What is the No. 1 soft skill sought by employers?
Answer: Creativity, according to a 2019 survey on LinkedIn.
I realize the entirety of 2020 has felt like one, big exercise in creative problem solving.
But how might Virginia Western teach creativity? Is that even possible?
Yes, teaching for creativity is not only possible … it’s essential for 21st-century learners, according to Dr. Keith Sawyer, a professor of educational innovations at the University of North Carolina at Chapel Hill.
Sawyer is one of the world’s leading scientific experts on creative learning; I was introduced to his work in a January 2020 special report about creativity by the Chronicle of Higher Education.
Sawyer believes all teachers can learn how to teach creative knowledge in their subject area by using a technique he calls “guided improvisation.”

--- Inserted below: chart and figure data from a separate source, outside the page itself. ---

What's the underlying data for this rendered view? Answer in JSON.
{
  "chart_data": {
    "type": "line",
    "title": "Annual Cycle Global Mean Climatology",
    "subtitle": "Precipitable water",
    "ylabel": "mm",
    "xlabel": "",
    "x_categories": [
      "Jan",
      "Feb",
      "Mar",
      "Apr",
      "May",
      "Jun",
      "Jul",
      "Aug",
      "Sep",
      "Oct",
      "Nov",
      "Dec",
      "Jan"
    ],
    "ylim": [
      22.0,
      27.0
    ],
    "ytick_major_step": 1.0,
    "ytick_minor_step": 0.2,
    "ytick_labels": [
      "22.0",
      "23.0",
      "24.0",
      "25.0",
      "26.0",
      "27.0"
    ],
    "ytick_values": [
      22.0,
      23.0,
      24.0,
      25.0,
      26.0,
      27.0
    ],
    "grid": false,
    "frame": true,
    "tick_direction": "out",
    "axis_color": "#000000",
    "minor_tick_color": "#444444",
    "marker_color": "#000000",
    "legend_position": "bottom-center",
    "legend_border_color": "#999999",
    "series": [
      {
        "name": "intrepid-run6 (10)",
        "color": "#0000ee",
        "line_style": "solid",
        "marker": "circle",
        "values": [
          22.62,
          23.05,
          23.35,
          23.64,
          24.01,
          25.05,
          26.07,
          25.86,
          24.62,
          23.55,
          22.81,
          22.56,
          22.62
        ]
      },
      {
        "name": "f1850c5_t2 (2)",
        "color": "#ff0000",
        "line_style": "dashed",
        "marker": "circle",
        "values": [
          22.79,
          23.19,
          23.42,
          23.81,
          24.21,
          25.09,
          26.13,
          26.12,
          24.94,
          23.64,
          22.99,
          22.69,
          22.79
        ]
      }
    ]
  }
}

He explains this research-backed approach in his 2019 book, “The Creative Classroom: Innovative Teaching for 21st-Century Learners”:
I call this pedagogy ‘guided improvisation’ because the students engage in open-ended activities, where they have the freedom to improvise their own path through the material. But their actions aren’t completely free and unconstrained. Student action is guided by structures, called scaffolds, that guide student knowledge construction toward curricular goals, while teaching them the knowledge they need for creativity.

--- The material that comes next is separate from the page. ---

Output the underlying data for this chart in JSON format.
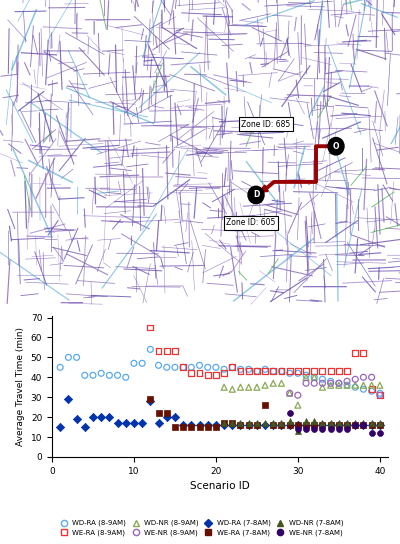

The research showing the effectiveness of guided improvisation and creative knowledge is overwhelming … it’s the main theme of all of the recent scientific reports on how to teach effectively in math … in engineering … and in science. (p. 35)
Sawyer argues that teachers can learn to improvise in the classroom by experimenting with the same rules of improv theater.
And now — thanks to an Innovation Grant from the Virginia Western Educational Foundation — we have an opportunity to try it out ourselves!
Please join us for the “Improv for Creative Teaching and Learning” workshop on Zoom.
(Look for us on the in-service agenda … tentatively scheduled for Friday, Jan. 8, at 9 a.m.)
This playful, improv theater session will help faculty and staff strengthen VWCC’s creative culture by experimenting with the techniques of “guided improvisation.”
The workshop will be facilitated by Ami Trowell, creative director of Big Lick Conspiracy, Roanoke’s professional improvisational comedy troupe. She is also the founder and owner of Theatre 3, where she teaches improv workshops for performers and non-performers. Ms. Trowell will lead us through improv games and exercises, honing skills in creativity, spontaneity, risk-taking, collaboration, active listening, and play.
The benefits of the workshop include:
- Open to all faculty and staff. Don’t be shy!
- Appropriate for all disciplines at the college.
- This will be fun! (And joy is the energy of innovation.)
I hope you will join us!
More about the instructor: Ami Trowell is the Founder and Creative Director of Theatre3 in downtown Roanoke. She has been performing with Roanoke’s professional improvisation troupe, Big Lick Conspiracy, for over a decade and directing for the last four years. Ms. Trowell has studied improvisation at Second City in Chicago and Dad’s Garage in Atlanta, Georgia. She has produced and performed in several comedy podcasts including “What Just Happened?,” “All Purpose Cleaner,” “Purposefully Derpy,” and “BP & Ami.” Ms. Trowell received her bachelor’s degree in theater from the College of Charleston and a Masters of Arts in Liberal Studies from Hollins University. Most importantly, she is the proud mother of three smart, funny, and amazing daughters.